Exhibition
Eve Travis. Blockhead.
3 Feb 2023 – 12 Feb 2023
Regular hours
- Friday
- 12:00 – 17:00
- Saturday
- 12:00 – 17:00
- Sunday
- 12:00 – 17:00
- Thursday
- 12:00 – 17:00
Address
- 4 Broad Street
- Hanley
- Stoke-on-trent
- ST1 4HL
- United Kingdom
Travel Information
- Hanley, Stoke-on-Trent
- Stoke-on-Trent
The first of 2022/23's Graduate Residency Solo Exhibitions sees EVE TRAVIS present BLOCKHEAD
About
A multi media exhibition, comprising performance, wearable art, sculpture, photography and video work, Blockhead, the debut solo show of artist and performer Eve Travis, seeks to explore the dichotomy of disempowerment and empowerment for women onstage. Through the lens of the sideshow, Blockhead also raises notions of objectification and fetishization, and the relationship of women’s bodies to pain and endurance, in life and as spectacle.The Human Blockhead is a carnival or sideshow performer who hammers a nail or other implement into his or her nasal cavity via the nostrils, a stunt which is often performed alongside a bed of nails act, in which the performer lies a top a rectangular piece of wood with numerous nails sticking up out of it. Performances which appear both dangerous and immensely painful as well as inhuman with the aim of shocking audiences.
Historically, the sideshow has provided “a designated and unique space which offered access to the ‘other’” (Problem Bodies and Sideshow Space, Pugh, 2020) and whilst operating outside of society, has been a site for both societal reflection and continued negotiation regarding the politicised sphere of the body, creating a space in which to confront, and exaggerate. According to Durbach, sideshow performers were in “collaboration with the audience whose spectatorship itself shaped the construct of the performer’s body as aberrant” (Spectacle of Deformity, Durbach, 2009).

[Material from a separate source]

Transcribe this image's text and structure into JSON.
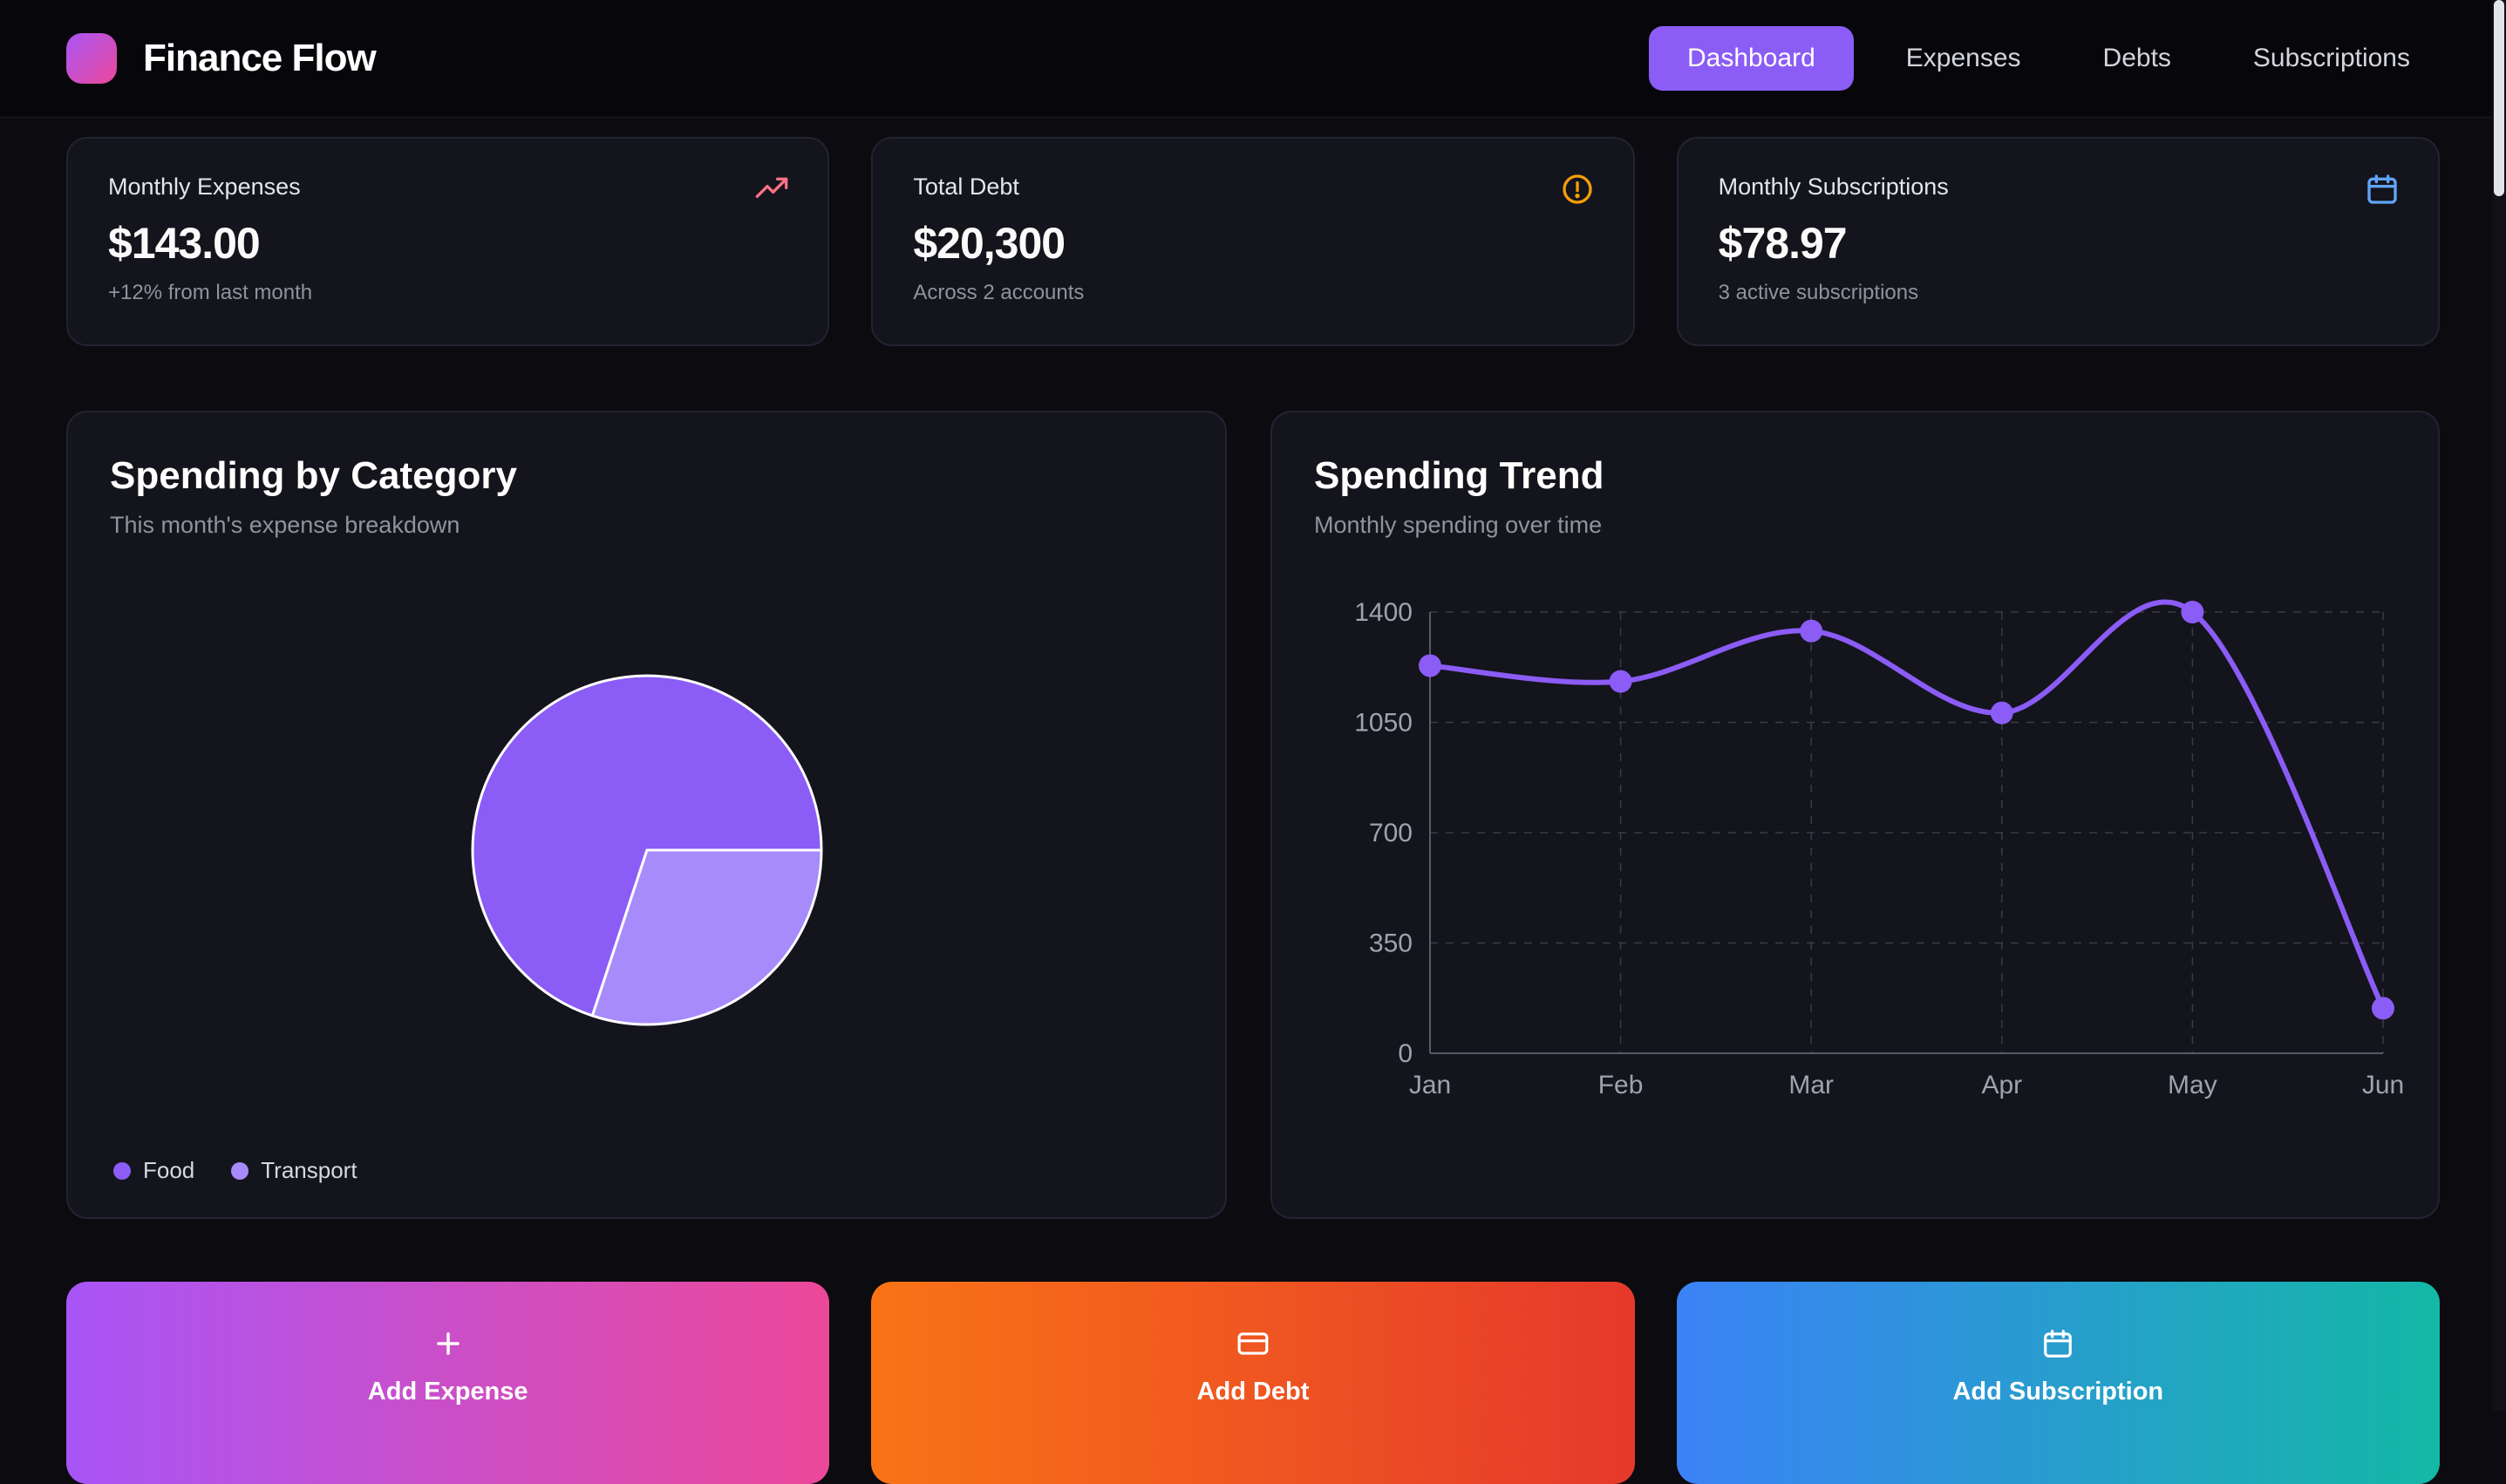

By focusing on, and exaggerating the reactive moment where the object meets body and exploring the body as material, Eve attempts to subvert the potential for objectification. Through recreating, repurposing and misusing props, costume and make-up from her career as a sideshow performer, she aims to dissect the sideshow in relation to gender expectations and performativity. Her discarded make-up wipes – traces from stage and playing with personas in the studio, are transformed into multiple masks which act as a presence in the space. Masks are defined as a “covering for all or part of the face, worn as a disguise, or to amuse or frighten others”, in this case the masks displace the performer portraying stripped back personas to offer an intimate insight into the guises used on stage. Her sculpture ‘Bed of Nails’ features as object and in photographs, made from acrylic, its transparency allows for flesh to be photographed through the bed capturing the moment the body connects with, and is sculpted and distorted by, the nails conveying the discomfort and pain the performer must endure. Finally, a video work in which the artist uses her body and her sideshow skills to create abstract imagery, accompanied by audio in which female, trans and nonbinary performers can be heard discussing their relationship to their body and how that is impacted by their performance practice, their experiences on stage, and their audience, explores ideas of performativity, self-image, and societal pressures for performers onstage.
Blockhead intends to capture the viewer as the sideshow captures its audience, offering insight into performers experiences by exhibiting performance traces and props whilst sharing performers’ stories, to explore gender performativity and gender expectations both on and offstage.